Solar projects totalling just under 2GW have secured CfDs in the latest Allocation Round, the most of any technology. Around 400MW is to be delivered in 2025-2026, 150MW in 2026-2027 and 1.4GW in 2027-2028, according to the results. The strike price for all projects is £47 per megawatt-hour. The largest successful scheme is being developed by Enso in England. The name of the 57MW project has not been disclosed. Fifteen projects of around 50MW were also backed in the round. Lightsource’s Hulam scheme will be delivered in 2027-2028 with CfD backing while JBM won support for a number of schemes including the 50MW Ashorne and Stoneshollow. Low Carbon has been offered contracts for ten solar projects with a capacity of more than 350MWp. Chief investment officer at Low Carbon, Steve Mack said: “Together these projects, coupled with more than 300MWp we secured in last year’s auction, will play an important role in supporting the rollout of solar energy across the UK and provide investment certainty in the solar supply chain as we look to make further progress on reaching net zero.
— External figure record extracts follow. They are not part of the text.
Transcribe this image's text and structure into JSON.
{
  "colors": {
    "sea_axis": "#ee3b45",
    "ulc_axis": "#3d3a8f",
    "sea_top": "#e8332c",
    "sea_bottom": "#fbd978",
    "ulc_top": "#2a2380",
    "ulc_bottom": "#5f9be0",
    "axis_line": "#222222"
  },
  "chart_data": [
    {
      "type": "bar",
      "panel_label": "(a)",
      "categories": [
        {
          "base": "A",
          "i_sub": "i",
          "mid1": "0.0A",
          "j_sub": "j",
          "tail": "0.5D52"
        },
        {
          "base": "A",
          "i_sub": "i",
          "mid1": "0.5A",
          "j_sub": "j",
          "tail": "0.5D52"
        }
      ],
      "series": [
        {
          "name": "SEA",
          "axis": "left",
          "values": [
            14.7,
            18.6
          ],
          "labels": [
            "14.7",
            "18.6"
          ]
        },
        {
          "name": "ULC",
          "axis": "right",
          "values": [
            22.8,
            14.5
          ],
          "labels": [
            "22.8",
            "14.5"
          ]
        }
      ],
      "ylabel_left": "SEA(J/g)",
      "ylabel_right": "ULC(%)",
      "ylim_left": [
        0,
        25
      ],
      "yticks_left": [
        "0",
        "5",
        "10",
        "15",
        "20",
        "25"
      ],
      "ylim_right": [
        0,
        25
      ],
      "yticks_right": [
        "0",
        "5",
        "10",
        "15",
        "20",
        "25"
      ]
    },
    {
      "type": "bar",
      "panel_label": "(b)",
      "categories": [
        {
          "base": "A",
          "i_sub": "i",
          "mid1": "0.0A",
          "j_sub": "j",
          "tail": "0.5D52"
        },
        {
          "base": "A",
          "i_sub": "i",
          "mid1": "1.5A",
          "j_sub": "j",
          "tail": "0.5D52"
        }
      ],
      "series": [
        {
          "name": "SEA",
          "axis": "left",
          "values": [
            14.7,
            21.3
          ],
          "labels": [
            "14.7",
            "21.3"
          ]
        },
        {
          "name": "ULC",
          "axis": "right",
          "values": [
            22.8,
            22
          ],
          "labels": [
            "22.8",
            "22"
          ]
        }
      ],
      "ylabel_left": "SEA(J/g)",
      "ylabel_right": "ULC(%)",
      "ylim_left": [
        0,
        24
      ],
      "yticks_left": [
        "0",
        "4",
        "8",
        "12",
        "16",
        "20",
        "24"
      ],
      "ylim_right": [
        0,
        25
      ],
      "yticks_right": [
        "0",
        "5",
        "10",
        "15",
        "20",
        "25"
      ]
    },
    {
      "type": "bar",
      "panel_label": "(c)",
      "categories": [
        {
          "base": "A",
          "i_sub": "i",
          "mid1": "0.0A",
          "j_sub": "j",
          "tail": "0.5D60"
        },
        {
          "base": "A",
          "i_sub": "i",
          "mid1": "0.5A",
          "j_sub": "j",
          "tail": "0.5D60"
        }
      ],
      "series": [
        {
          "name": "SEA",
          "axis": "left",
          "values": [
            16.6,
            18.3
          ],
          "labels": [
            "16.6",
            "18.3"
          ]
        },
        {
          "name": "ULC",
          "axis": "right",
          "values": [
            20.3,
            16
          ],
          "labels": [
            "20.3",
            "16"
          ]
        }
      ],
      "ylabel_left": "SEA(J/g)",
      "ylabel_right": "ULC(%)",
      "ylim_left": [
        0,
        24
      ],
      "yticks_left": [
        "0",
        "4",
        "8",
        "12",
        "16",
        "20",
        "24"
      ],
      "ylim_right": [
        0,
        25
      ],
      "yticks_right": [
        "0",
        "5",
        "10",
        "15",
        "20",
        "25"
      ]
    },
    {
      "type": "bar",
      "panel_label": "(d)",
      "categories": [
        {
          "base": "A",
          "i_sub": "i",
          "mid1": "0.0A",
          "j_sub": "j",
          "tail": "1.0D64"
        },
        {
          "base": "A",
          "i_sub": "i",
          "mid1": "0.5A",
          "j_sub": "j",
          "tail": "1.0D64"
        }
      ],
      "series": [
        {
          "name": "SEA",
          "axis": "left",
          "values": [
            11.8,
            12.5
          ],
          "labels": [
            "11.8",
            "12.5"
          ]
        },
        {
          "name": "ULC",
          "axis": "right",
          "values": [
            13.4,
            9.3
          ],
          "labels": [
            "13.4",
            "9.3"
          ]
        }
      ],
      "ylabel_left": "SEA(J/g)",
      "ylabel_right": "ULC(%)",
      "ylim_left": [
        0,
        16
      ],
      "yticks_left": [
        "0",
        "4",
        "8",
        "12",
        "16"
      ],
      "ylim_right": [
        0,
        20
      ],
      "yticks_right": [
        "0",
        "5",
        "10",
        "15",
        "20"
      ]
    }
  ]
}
“They will also make a material contribution to the UK’s energy security and cut bills for consumers, while creating further momentum for our own ambition of delivering 20GW of new renewable energy capacity by 2030.” RWE secured four solar and two solar co-located with battery storage renewable energy projects. Katja Wünschel, chief executive for onshore wind and solar Europe & Australia at RWE Renewables, said the auction would “drive forward an ambitious solar portfolio, beginning with the construction of our first solar project in the UK, as one of the country’s leading solar energy partners”. She added: “It’s an important success for the teams supporting those technologies, especially those behind our rapidly expanding new solar business in the UK. “The expansion of renewable energies must be swift and decisive if we’re to achieve the government’s net zero targets and RWE is playing its part by targeting the rapid deployment of an exciting pipeline of new onshore and solar projects.”
Chris Hewett, chief executive of Solar Energy UK, added: “We are pleased that so many solar projects have been successful in AR5, particularly as solar has only recently been able to participate. “This shows how resilient solar has become to economic shocks. It remains the cheapest way to generate power in the UK. “That said, we need to be roughly doubling the pace of solar installations to meet the Government’s capacity target of 70GW by 2035. “CfDs are far from the only route to market for utility-scale solar. Some developers will prefer to sell on a merchant basis or seek a long term power purchase agreement. “The AR5 results are therefore not a cap on deployment of solar farms and we are seeing record high rooftop solar installation in 2023.”